What Is Dollar Cost Averaging?
Dollar cost average, or DCA, involves buying the same dollar amount of an investment at regular intervals over the course of a set period of time. In doing so, the investor will purchase more shares of an investment when the share price is low and subsequently purchase fewer shares of the investment when the price is higher.
Dollar cost averaging is buying a financial asset in a fixed timely manner regardless of share price. It is an implementation strategy to commit a fixed amount of money at regular intervals to an investment regardless of the price fluctuations in the market.
The Advantages Of Dollar Cost Averaging
The advantage of dollar cost averaging is that this method of purchasing shares of a stock or mutual fund helps smooth out the markets ups and downs. By viewing market declines as buying opportunities, you can significantly enhance your long term return potential when the market rebounds.
The advantages become apparent when you sell a larger number of shares at a higher price than the average you purchased them for. Since you accrued more shares because your investment in them over time, your cost basis for your total investment will be lower as you buy more shares when the price is low and less when the price rises. Another advantage of dollar cost averaging is that it allows you to invest small amounts of money periodically which can be ideal for salaried professionals.
Dollar cost averaging is also psychological. It takes market timing out of the picture forcing investors to systematically purchase shares throughout market cycles. Most of Americans invest for retirement through employer-sponsored 401k retirement plans or Roth IRAs where we use dollar cost averaging without really realizing it. We invest a portion of our paycheck every pay period usually in a set amount regardless of where the market is at that moment.

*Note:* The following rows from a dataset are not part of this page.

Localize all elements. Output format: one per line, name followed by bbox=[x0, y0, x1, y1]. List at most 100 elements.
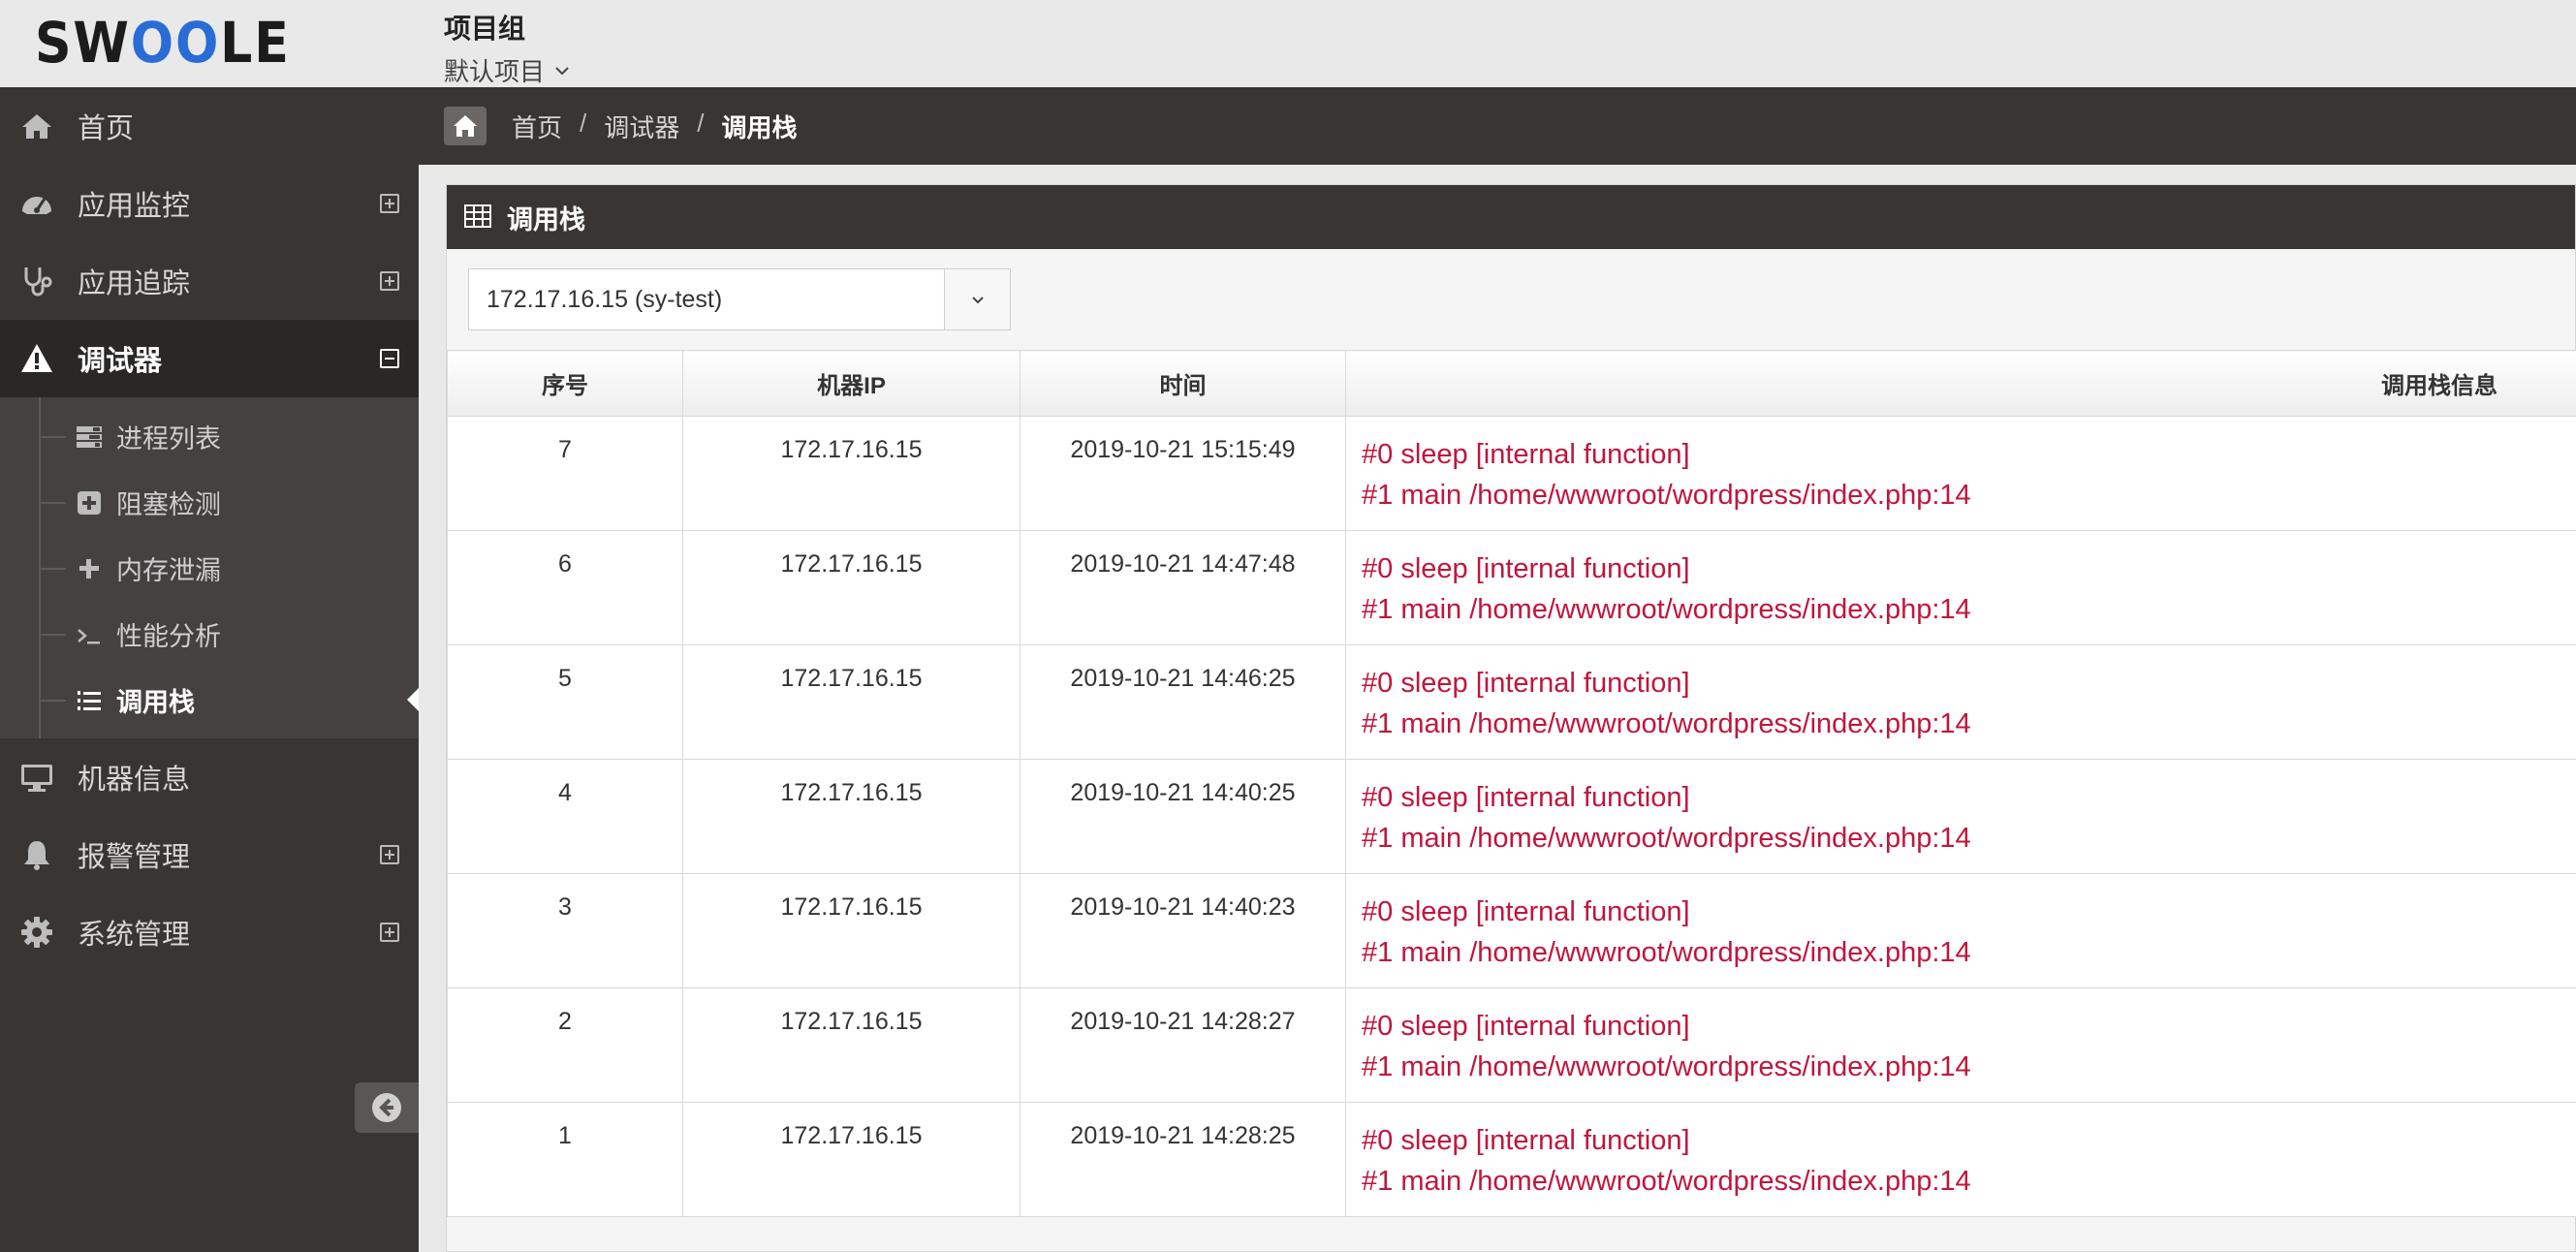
sidebar-item-process-list[interactable]: 进程列表 bbox=[0, 403, 419, 469]
column-header-time[interactable]: 时间 bbox=[1020, 350, 1346, 417]
cell-time: 2019-10-21 15:15:49 bbox=[1020, 416, 1346, 531]
cell-stack: #0 sleep [internal function] #1 main /hom… bbox=[1345, 416, 2576, 531]
cell-ip: 172.17.16.15 bbox=[682, 530, 1021, 645]
call-stack-table: 序号 机器IP 时间 调用栈信息 7 172.17.16.15 2019-10-… bbox=[447, 350, 2576, 1217]
sidebar-item-call-stack[interactable]: 调用栈 bbox=[0, 667, 419, 733]
cell-time: 2019-10-21 14:46:25 bbox=[1020, 644, 1346, 760]
breadcrumb-home-button[interactable] bbox=[444, 107, 487, 145]
cell-time: 2019-10-21 14:40:23 bbox=[1020, 873, 1346, 988]
collapse-icon[interactable] bbox=[380, 349, 399, 368]
table-row: 1 172.17.16.15 2019-10-21 14:28:25 #0 sl… bbox=[447, 1102, 2576, 1217]
logo[interactable]: SWOOLE bbox=[0, 0, 419, 87]
cell-no: 1 bbox=[447, 1102, 683, 1217]
home-icon bbox=[454, 115, 477, 137]
cell-stack: #0 sleep [internal function] #1 main /hom… bbox=[1345, 530, 2576, 645]
plus-icon bbox=[76, 556, 103, 581]
cell-ip: 172.17.16.15 bbox=[682, 1102, 1021, 1217]
breadcrumb-separator: / bbox=[580, 109, 587, 138]
cell-ip: 172.17.16.15 bbox=[682, 644, 1021, 760]
stack-line: #1 main /home/wwwroot/wordpress/index.ph… bbox=[1362, 1166, 1971, 1197]
sidebar-item-alert-manage[interactable]: 报警管理 bbox=[0, 816, 419, 893]
call-stack-panel: 调用栈 172.17.16.15 (sy-test) 序号 机器IP 时间 调用… bbox=[446, 184, 2576, 1252]
cell-no: 3 bbox=[447, 873, 683, 988]
debugger-submenu: 进程列表 阻塞检测 内存泄漏 性能分析 调用栈 bbox=[0, 397, 419, 738]
expand-icon[interactable] bbox=[380, 194, 399, 213]
column-header-ip[interactable]: 机器IP bbox=[682, 350, 1021, 417]
stack-line: #1 main /home/wwwroot/wordpress/index.ph… bbox=[1362, 1051, 1971, 1082]
cell-time: 2019-10-21 14:47:48 bbox=[1020, 530, 1346, 645]
main-content: 调用栈 172.17.16.15 (sy-test) 序号 机器IP 时间 调用… bbox=[419, 165, 2576, 1252]
table-row: 6 172.17.16.15 2019-10-21 14:47:48 #0 sl… bbox=[447, 530, 2576, 645]
table-row: 7 172.17.16.15 2019-10-21 15:15:49 #0 sl… bbox=[447, 416, 2576, 531]
breadcrumb-debugger[interactable]: 调试器 bbox=[604, 109, 679, 144]
stack-line: #0 sleep [internal function] bbox=[1362, 896, 1690, 927]
chevron-down-icon bbox=[555, 66, 569, 75]
cell-no: 6 bbox=[447, 530, 683, 645]
panel-title: 调用栈 bbox=[507, 204, 585, 235]
bell-icon bbox=[17, 837, 56, 872]
stack-line: #0 sleep [internal function] bbox=[1362, 553, 1690, 584]
sidebar-item-debugger[interactable]: 调试器 bbox=[0, 320, 419, 397]
breadcrumb-bar: 首页 / 调试器 / 调用栈 bbox=[419, 87, 2576, 165]
cell-ip: 172.17.16.15 bbox=[682, 416, 1021, 531]
breadcrumb-home[interactable]: 首页 bbox=[512, 109, 562, 144]
breadcrumb: 首页 / 调试器 / 调用栈 bbox=[512, 109, 798, 144]
sidebar-item-app-monitor[interactable]: 应用监控 bbox=[0, 165, 419, 242]
cell-stack: #0 sleep [internal function] #1 main /hom… bbox=[1345, 759, 2576, 874]
panel-header: 调用栈 bbox=[447, 185, 2575, 249]
table-row: 2 172.17.16.15 2019-10-21 14:28:27 #0 sl… bbox=[447, 987, 2576, 1103]
sidebar: 首页 应用监控 应用追踪 调试器 进程列表 阻塞检测 内存泄漏 性能分析 调用栈… bbox=[0, 87, 419, 1252]
chevron-down-icon bbox=[971, 297, 984, 304]
stethoscope-icon bbox=[17, 264, 56, 298]
cell-stack: #0 sleep [internal function] #1 main /hom… bbox=[1345, 987, 2576, 1103]
cell-no: 7 bbox=[447, 416, 683, 531]
active-indicator bbox=[407, 688, 419, 711]
sidebar-item-machine-info[interactable]: 机器信息 bbox=[0, 738, 419, 816]
project-switcher: 项目组 默认项目 bbox=[444, 8, 572, 88]
stack-line: #0 sleep [internal function] bbox=[1362, 1011, 1690, 1042]
plus-square-icon bbox=[76, 490, 103, 516]
sidebar-item-system-manage[interactable]: 系统管理 bbox=[0, 893, 419, 971]
expand-icon[interactable] bbox=[380, 271, 399, 291]
tasks-icon bbox=[76, 424, 103, 450]
table-icon bbox=[464, 204, 491, 228]
cell-ip: 172.17.16.15 bbox=[682, 873, 1021, 988]
machine-select-toggle[interactable] bbox=[944, 269, 1010, 329]
machine-select[interactable]: 172.17.16.15 (sy-test) bbox=[468, 268, 1011, 330]
stack-line: #1 main /home/wwwroot/wordpress/index.ph… bbox=[1362, 594, 1971, 625]
breadcrumb-current: 调用栈 bbox=[721, 113, 798, 142]
table-row: 3 172.17.16.15 2019-10-21 14:40:23 #0 sl… bbox=[447, 873, 2576, 988]
cell-no: 5 bbox=[447, 644, 683, 760]
sidebar-item-memory-leak[interactable]: 内存泄漏 bbox=[0, 535, 419, 601]
cell-ip: 172.17.16.15 bbox=[682, 759, 1021, 874]
sidebar-item-home[interactable]: 首页 bbox=[0, 87, 419, 165]
dashboard-icon bbox=[17, 186, 56, 221]
stack-line: #1 main /home/wwwroot/wordpress/index.ph… bbox=[1362, 937, 1971, 968]
cell-stack: #0 sleep [internal function] #1 main /hom… bbox=[1345, 644, 2576, 760]
sidebar-item-app-trace[interactable]: 应用追踪 bbox=[0, 242, 419, 320]
cell-stack: #0 sleep [internal function] #1 main /hom… bbox=[1345, 1102, 2576, 1217]
cell-ip: 172.17.16.15 bbox=[682, 987, 1021, 1103]
cell-stack: #0 sleep [internal function] #1 main /hom… bbox=[1345, 873, 2576, 988]
cell-no: 4 bbox=[447, 759, 683, 874]
table-row: 5 172.17.16.15 2019-10-21 14:46:25 #0 sl… bbox=[447, 644, 2576, 760]
sidebar-collapse-button[interactable] bbox=[355, 1082, 419, 1133]
sidebar-item-profiling[interactable]: 性能分析 bbox=[0, 601, 419, 667]
column-header-stack[interactable]: 调用栈信息 bbox=[1345, 350, 2576, 417]
expand-icon[interactable] bbox=[380, 923, 399, 942]
cell-time: 2019-10-21 14:28:25 bbox=[1020, 1102, 1346, 1217]
desktop-icon bbox=[17, 760, 56, 795]
machine-select-value: 172.17.16.15 (sy-test) bbox=[487, 285, 723, 313]
cell-time: 2019-10-21 14:28:27 bbox=[1020, 987, 1346, 1103]
sidebar-item-block-detect[interactable]: 阻塞检测 bbox=[0, 469, 419, 535]
expand-icon[interactable] bbox=[380, 845, 399, 864]
column-header-no[interactable]: 序号 bbox=[447, 350, 683, 417]
cell-no: 2 bbox=[447, 987, 683, 1103]
terminal-icon bbox=[76, 622, 103, 647]
project-dropdown[interactable]: 默认项目 bbox=[444, 52, 572, 88]
stack-line: #1 main /home/wwwroot/wordpress/index.ph… bbox=[1362, 708, 1971, 739]
list-ol-icon bbox=[76, 688, 103, 713]
table-header-row: 序号 机器IP 时间 调用栈信息 bbox=[447, 350, 2576, 417]
stack-line: #0 sleep [internal function] bbox=[1362, 439, 1690, 470]
stack-line: #0 sleep [internal function] bbox=[1362, 1125, 1690, 1156]
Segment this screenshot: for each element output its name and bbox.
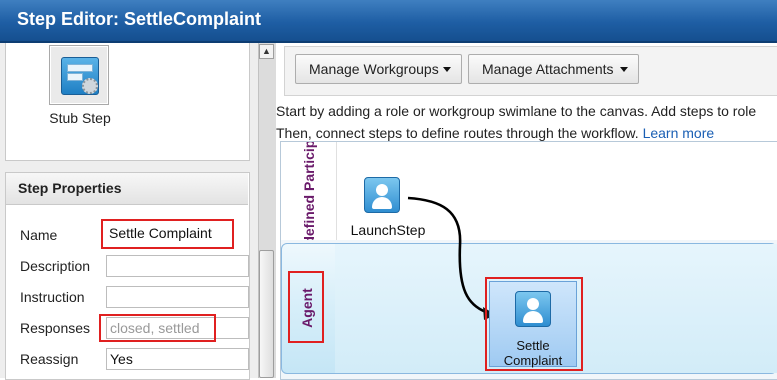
settle-complaint-highlight — [485, 277, 583, 371]
person-icon-head — [376, 184, 388, 196]
launch-step-label: LaunchStep — [350, 222, 426, 238]
person-icon-body — [372, 197, 392, 209]
launch-step-node[interactable] — [364, 177, 400, 213]
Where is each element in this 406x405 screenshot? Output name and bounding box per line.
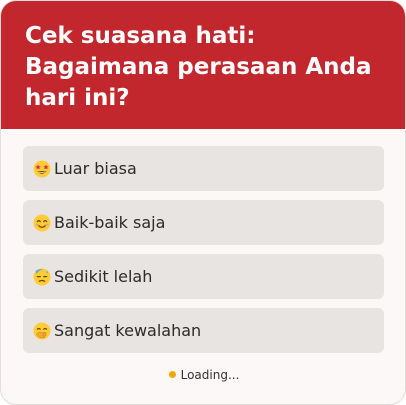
poll-card: Cek suasana hati: Bagaimana perasaan And… [0, 0, 406, 405]
loading-status: Loading... [1, 368, 405, 382]
star-struck-emoji-icon [33, 160, 51, 178]
hand-over-mouth-emoji-icon [33, 322, 51, 340]
poll-title: Cek suasana hati: Bagaimana perasaan And… [25, 23, 372, 111]
downcast-sweat-emoji-icon [33, 268, 51, 286]
smiling-face-emoji-icon [33, 214, 51, 232]
loading-text: Loading... [180, 368, 240, 382]
poll-options: Luar biasa Baik-baik saja Sedikit lelah … [23, 146, 384, 362]
option-label: Sedikit lelah [54, 267, 153, 286]
loading-dot-icon [168, 371, 176, 378]
option-label: Sangat kewalahan [54, 321, 202, 340]
option-label: Baik-baik saja [54, 213, 166, 232]
option-luar-biasa[interactable]: Luar biasa [23, 146, 384, 191]
option-baik-baik-saja[interactable]: Baik-baik saja [23, 200, 384, 245]
option-sangat-kewalahan[interactable]: Sangat kewalahan [23, 308, 384, 353]
poll-header: Cek suasana hati: Bagaimana perasaan And… [1, 1, 405, 129]
option-label: Luar biasa [54, 159, 137, 178]
option-sedikit-lelah[interactable]: Sedikit lelah [23, 254, 384, 299]
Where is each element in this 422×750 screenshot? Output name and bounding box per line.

The Disadvantages Of Dollar Cost Averaging
There are a few disadvantages of dollar cost averaging though that investors should be aware of when they consider investing. One factor that must be considered is a stock brokers commission if the investor is investing in individual stocks. With each purchase, the brokers commission can continue to eat away at an investors profits.
But, over time the commission will eventually become a smaller percentage as a proportion of the investment portfolio. There is also a disadvantage of having your funds automatically reinvested. You are not actively deciding how they should be invested, what allocations, which mutual funds, and other investing decisions. Thus, you may be missing better investment opportunities elsewhere if you are not carefully monitoring your investments.
Dollar cost averaging is great investment technique because it is the only way that many of the middle class can afford to invest. It forces investors to pay themselves first out of every paycheck.
Dollar cost averaging builds discipline with someone who may not be accustom to investing regularly. But, while dollar cost averaging has many benefits, investors should also be aware of the potential to be lulled into an investing trap as well.